Johnson & Johnson will stop selling talc-based baby powder globally in 2023, the drugmaker said on Thursday, more than two years after it ended U.S. sales of a product that drew thousands of consumer safety lawsuits.
"As part of a worldwide portfolio assessment, we have made the commercial decision to transition to an all cornstarch-based baby powder portfolio," it said, adding that cornstarch-based baby powder is already sold in countries around the world.
In 2020, J&J announced that it would stop selling its talc Baby Powder in the United States and Canada because demand had fallen in the wake of what it called "misinformation" about the product's safety amid a barrage of legal challenges.
The company faces about 38,000 lawsuits from consumers and their survivors claiming its talc products caused cancer due to contamination with asbestos, a known carcinogen.
J & J denies the allegations, saying decades of scientific testing and regulatory approvals have shown its talc to be safe and asbestos-free. On Thursday, it reiterated the statement as it announced the discontinuation of the product.
J & J spun off subsidiary LTL Management in October, assigned its talc claims to it and immediately placed it into bankruptcy, pausing the pending lawsuits.

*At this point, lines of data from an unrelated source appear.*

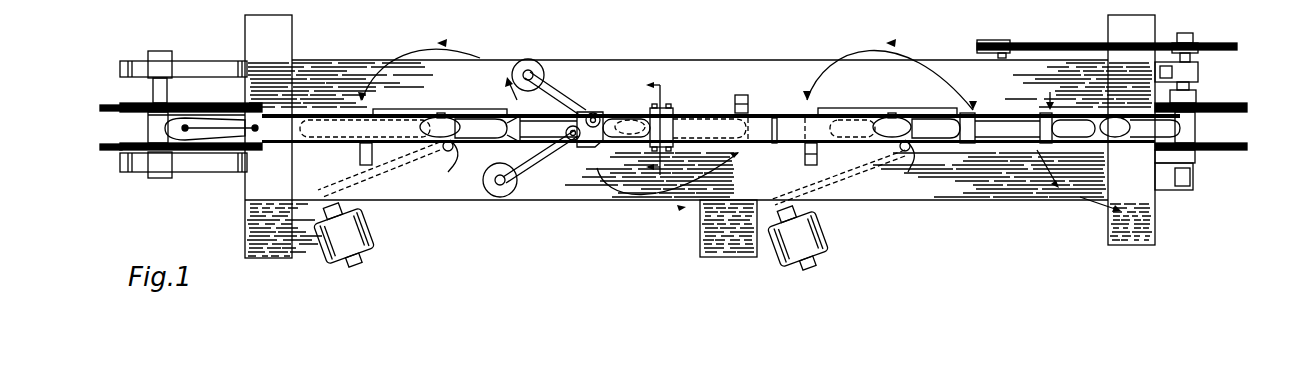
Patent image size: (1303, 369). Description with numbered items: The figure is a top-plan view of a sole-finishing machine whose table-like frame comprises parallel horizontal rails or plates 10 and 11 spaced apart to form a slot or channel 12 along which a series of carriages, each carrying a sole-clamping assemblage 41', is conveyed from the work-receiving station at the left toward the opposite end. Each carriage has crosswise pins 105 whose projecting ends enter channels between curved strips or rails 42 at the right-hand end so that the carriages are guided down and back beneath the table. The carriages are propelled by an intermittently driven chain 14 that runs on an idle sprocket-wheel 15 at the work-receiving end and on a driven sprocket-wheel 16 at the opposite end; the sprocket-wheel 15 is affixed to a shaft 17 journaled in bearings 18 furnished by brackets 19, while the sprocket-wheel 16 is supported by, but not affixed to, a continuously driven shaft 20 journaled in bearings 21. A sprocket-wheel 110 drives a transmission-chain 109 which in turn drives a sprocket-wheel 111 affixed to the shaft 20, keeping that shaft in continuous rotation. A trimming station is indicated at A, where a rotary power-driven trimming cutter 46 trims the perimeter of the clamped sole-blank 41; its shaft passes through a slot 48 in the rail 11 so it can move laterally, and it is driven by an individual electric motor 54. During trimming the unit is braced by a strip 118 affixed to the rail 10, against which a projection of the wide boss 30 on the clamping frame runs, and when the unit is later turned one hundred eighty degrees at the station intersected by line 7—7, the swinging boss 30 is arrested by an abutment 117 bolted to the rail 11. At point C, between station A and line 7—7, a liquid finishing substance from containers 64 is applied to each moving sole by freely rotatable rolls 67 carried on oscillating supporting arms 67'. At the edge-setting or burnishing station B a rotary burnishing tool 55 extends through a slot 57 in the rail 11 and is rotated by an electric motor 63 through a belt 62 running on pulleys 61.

The rail 10 is at (740, 68).
The rail 11 is at (565, 172).
The slot or channel 12 is at (773, 130).
The intermittently driven chain 14 is at (218, 104).
The idle sprocket-wheel 15 is at (122, 105).
The driven sprocket-wheel 16 is at (1200, 104).
The shaft 17 is at (160, 133).
The bearings 18 is at (158, 62).
The brackets 19 is at (122, 65).
The continuously driven shaft 20 is at (1198, 78).
The bearings 21 is at (1185, 190).
The boss 30 is at (512, 113).
The sole-blank 41 is at (775, 104).
The sole-clamping assemblage 41' is at (978, 82).
The curved strips or rails 42 is at (100, 108).
The trimming cutter 46 is at (465, 156).
The slot 48 is at (427, 150).
The electric motor 54 is at (345, 268).
The burnishing tool 55 is at (946, 100).
The slot 57 is at (912, 164).
The pulleys 61 is at (832, 177).
The belt 62 is at (840, 172).
The electric motor 63 is at (812, 243).
The containers 64 is at (530, 72).
The rolls 67 is at (570, 152).
The supporting arms 67' is at (578, 70).
The section line 7 is at (668, 145).
The rods or pins 105 is at (1115, 142).
The transmission-chain 109 is at (1048, 43).
The sprocket-wheel 110 is at (990, 42).
The sprocket-wheel 111 is at (1193, 45).
The abutment 117 is at (360, 155).
The bracing strip 118 is at (492, 99).
The trimming station A is at (427, 182).
The edge-setting or burnishing station B is at (928, 174).
The finishing-substance applying location C is at (473, 70).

Before the bankruptcy filing, the company faced costs from $3.5 billion in verdicts and settlements, including one in which 22 women were awarded a judgment of more than $2 billion, according to bankruptcy court records.

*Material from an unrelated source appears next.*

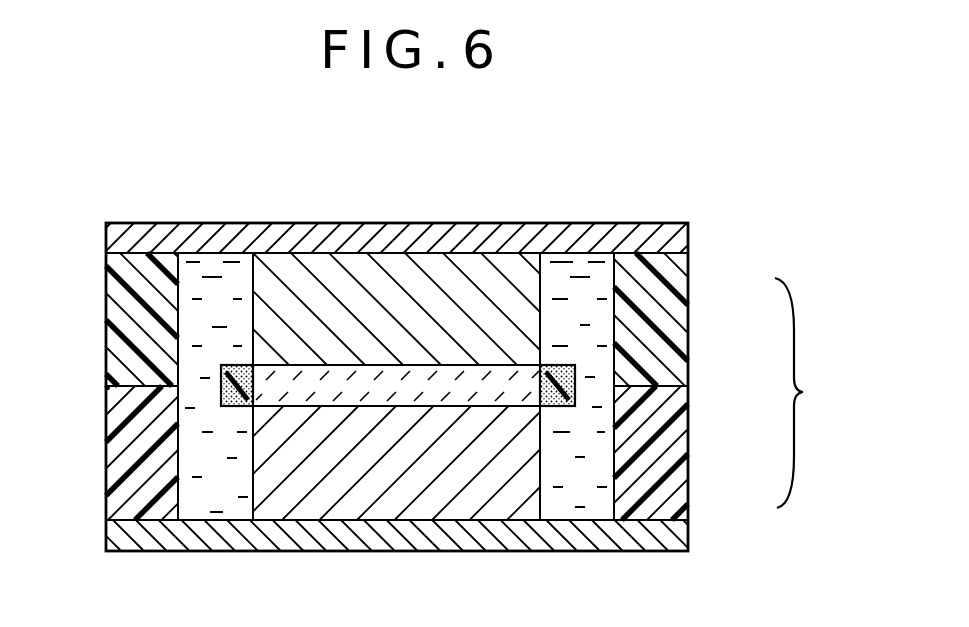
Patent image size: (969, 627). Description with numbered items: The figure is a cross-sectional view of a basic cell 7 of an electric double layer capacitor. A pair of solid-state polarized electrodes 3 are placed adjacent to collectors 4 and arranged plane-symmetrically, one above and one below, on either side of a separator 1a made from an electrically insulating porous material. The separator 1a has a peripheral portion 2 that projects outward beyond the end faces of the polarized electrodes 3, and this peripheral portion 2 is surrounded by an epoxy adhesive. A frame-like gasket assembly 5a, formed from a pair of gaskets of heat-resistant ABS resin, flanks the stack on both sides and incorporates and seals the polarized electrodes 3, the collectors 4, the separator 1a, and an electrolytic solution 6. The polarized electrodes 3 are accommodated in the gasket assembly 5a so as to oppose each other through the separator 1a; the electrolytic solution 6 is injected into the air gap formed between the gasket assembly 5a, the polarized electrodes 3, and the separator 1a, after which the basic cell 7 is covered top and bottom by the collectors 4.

A shareholder proposal calling for an end to global sales of the talc baby powder failed in April.
A 2018 Reuters investigation found that J & J knew for decades that asbestos, a carcinogen, was present in its talc products. Internal company records, trial testimony and other evidence showed that from at least 1971 to the early 2000s, J & J's raw talc and finished powders sometimes tested positive for small amounts of asbestos.
In response to evidence of asbestos contamination presented in media reports, in the courtroom and on Capitol Hill, J & J has repeatedly said its talc products are safe, and do not cause cancer.
Sold since 1894, Johnson's Baby Powder became a symbol of the company's family-friendly image. An internal J & J marketing presentation from 1999 refers to the baby products division, with Baby Powder at the core, as J & J's "#1 Asset," Reuters reported, although the baby powder accounted for only about 0.5% of its U.S. consumer health business when the company pulled it off the shelves.